The militants fled and regrouped at the luxury Oasis Residential Resorts compound, a maze of private villas, hotels and leisure centres inhabited mainly by privileged foreign workers and secured behind high walls.

The compound even contains an ice-skating rink and grassy poolside beach. Employees of Royal Dutch/Shell, Total and the Russian company Lukoil are among its residents.

In a series of raids on villas and private homes, the gunmen began rounding up foreign hostages. According to Arab survivors, the Islamists tried to separate out the non-Muslims. (After past attacks on housing compounds, al-Qaeda was heavily criticised in the Arab press for having killed Muslims from other Middle Eastern states.)

Five Lebanese hostages were reported to have been questioned, but eventually released. One of them, Ms Orora Naoufal, told reporters she had cowered in her apartment with her four-year-old son for five hours after an encounter with two of the gunmen, whom she described as clean-shaven and wearing military uniforms.

The men had asked her where the "infidels" and foreigners were, and whether she was Muslim or Christian. "I replied: 'I am Lebanese and there are no foreigners here.'" The gunmen, she said, instructed her to "go convert to Islam and cover up and go back to your country".

According to another survivor, Mr Abu Hashem, an Iraqi with a US passport, there were four gunmen, aged between 18 and 25, wearing military fatigues. "Don't be afraid. We won't kill Muslims, even if you are an American," he said they told him. They had been polite and calm, he said.

"They gave me a lecture on Islam and said they were defending their country and ridding it of infidels. [They were] so polite. I cannot comprehend this politeness they showed me because I am a Muslim, and this cruelty to others."

Having grabbed as many foreign hostages as they could find, the militants then retreated to the top floor of the six-storey Tower Hotel within the compound. Saudi security forces who moved in to surround the building found the lower floors booby-trapped with explosive devices and had to abandon an initial rescue operation.

Saudi newspapers reported yesterday that the attackers had thrown at least one body from the top floor of the hotel and had mutilated some of the bodies of those they had killed.

Attempts at negotiation failed. The Saudi ambassador to the US, Prince Bandar bin Sultan, said yesterday that the authorities had to take action after the gunmen began doing "evil things" to the hostages. A gun was reportedly held to a child's head.

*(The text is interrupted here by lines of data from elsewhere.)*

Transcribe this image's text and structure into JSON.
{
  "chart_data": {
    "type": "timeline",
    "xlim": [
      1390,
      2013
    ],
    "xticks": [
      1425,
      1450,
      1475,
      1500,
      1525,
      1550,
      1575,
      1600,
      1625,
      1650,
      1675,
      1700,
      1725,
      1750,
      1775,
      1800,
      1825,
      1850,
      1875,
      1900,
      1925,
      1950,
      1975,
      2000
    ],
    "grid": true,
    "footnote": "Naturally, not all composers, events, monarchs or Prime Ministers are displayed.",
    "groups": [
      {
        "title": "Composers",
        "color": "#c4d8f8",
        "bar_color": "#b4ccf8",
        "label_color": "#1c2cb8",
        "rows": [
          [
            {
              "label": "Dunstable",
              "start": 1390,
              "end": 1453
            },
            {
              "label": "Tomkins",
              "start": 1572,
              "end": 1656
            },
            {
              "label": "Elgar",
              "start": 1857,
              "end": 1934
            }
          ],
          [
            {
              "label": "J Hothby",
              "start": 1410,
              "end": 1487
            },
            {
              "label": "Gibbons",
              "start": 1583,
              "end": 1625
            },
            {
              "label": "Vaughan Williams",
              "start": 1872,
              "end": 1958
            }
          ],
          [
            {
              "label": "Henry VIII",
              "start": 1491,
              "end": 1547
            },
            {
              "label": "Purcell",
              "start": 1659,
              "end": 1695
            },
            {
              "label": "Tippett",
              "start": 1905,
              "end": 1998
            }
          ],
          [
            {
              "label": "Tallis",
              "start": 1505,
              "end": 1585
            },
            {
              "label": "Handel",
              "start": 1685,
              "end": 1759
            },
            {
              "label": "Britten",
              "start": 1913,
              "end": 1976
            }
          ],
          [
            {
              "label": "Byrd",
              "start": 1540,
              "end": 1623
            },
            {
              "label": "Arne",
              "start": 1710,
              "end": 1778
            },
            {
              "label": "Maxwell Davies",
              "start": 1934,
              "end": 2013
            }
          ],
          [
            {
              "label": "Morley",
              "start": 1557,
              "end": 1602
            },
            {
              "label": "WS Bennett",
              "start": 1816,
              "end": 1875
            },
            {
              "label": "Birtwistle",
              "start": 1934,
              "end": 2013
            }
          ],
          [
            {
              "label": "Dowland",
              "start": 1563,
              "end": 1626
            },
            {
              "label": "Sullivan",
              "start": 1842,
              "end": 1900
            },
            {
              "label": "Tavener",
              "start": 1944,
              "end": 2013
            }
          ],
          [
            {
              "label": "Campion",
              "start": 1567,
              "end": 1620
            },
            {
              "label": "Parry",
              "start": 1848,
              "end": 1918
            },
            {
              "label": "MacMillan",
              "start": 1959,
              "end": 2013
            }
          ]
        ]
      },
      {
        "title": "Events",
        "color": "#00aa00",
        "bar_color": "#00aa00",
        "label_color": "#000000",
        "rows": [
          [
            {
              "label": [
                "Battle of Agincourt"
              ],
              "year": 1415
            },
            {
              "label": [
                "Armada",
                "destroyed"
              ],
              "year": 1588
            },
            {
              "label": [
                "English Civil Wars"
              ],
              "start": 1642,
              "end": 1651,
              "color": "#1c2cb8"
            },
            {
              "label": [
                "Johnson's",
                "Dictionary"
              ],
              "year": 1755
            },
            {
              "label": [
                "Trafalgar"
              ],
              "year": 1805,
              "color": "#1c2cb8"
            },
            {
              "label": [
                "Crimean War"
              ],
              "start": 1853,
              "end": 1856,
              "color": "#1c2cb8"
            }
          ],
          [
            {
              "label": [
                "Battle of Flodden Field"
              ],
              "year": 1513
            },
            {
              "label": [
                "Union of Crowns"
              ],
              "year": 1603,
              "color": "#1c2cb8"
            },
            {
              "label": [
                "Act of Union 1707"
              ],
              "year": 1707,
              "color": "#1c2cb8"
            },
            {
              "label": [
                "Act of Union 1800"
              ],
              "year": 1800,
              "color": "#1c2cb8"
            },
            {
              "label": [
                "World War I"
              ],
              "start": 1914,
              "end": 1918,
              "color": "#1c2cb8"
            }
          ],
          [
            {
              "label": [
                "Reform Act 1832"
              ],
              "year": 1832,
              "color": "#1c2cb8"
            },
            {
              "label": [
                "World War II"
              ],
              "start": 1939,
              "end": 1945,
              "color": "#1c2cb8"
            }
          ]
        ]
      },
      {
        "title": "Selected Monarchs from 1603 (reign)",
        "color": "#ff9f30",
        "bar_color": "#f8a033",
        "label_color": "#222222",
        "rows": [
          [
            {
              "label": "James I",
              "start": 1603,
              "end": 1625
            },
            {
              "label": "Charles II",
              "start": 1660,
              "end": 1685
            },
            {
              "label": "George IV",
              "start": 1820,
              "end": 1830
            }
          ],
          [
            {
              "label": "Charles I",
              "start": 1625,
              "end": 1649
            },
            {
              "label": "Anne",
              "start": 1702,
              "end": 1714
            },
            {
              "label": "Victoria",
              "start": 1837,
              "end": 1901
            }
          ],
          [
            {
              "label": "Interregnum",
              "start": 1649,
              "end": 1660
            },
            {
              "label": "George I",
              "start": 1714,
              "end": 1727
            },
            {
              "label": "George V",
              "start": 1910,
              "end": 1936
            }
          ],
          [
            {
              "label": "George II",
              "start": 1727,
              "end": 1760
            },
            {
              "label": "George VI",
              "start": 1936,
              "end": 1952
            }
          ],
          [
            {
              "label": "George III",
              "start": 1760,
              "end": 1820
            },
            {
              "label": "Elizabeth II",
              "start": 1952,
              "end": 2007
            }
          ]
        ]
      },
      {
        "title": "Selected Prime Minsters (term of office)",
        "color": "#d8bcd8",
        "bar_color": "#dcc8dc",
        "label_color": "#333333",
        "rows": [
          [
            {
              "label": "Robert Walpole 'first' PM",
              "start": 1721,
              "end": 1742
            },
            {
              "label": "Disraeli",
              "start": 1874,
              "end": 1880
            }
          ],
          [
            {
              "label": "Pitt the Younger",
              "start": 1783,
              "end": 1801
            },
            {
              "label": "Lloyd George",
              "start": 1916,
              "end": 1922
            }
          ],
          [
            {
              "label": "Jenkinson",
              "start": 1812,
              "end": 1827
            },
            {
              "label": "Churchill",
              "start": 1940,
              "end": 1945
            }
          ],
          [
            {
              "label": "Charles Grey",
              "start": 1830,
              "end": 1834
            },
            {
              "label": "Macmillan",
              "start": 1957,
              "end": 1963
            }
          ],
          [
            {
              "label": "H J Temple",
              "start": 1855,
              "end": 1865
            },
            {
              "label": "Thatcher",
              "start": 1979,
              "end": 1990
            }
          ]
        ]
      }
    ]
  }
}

Shortly after sunrise yesterday morning, three Saudi security force helicopters flew in fast over the compound and dropped off commandos. Bursts of gunfire could be heard, but the fighting was over quickly. Several of the gunmen were said to have been killed, and at least two - one described as a ring-leader - were taken into custody.

The official death toll had risen to 22 by early evening. As the siege ended a bus carrying Saudi troops and other police and military vehicles left the compound. A Saudi soldier flashed a V-for-victory sign from the window.

Meanwhile, six ambulances lined up to enter the compound.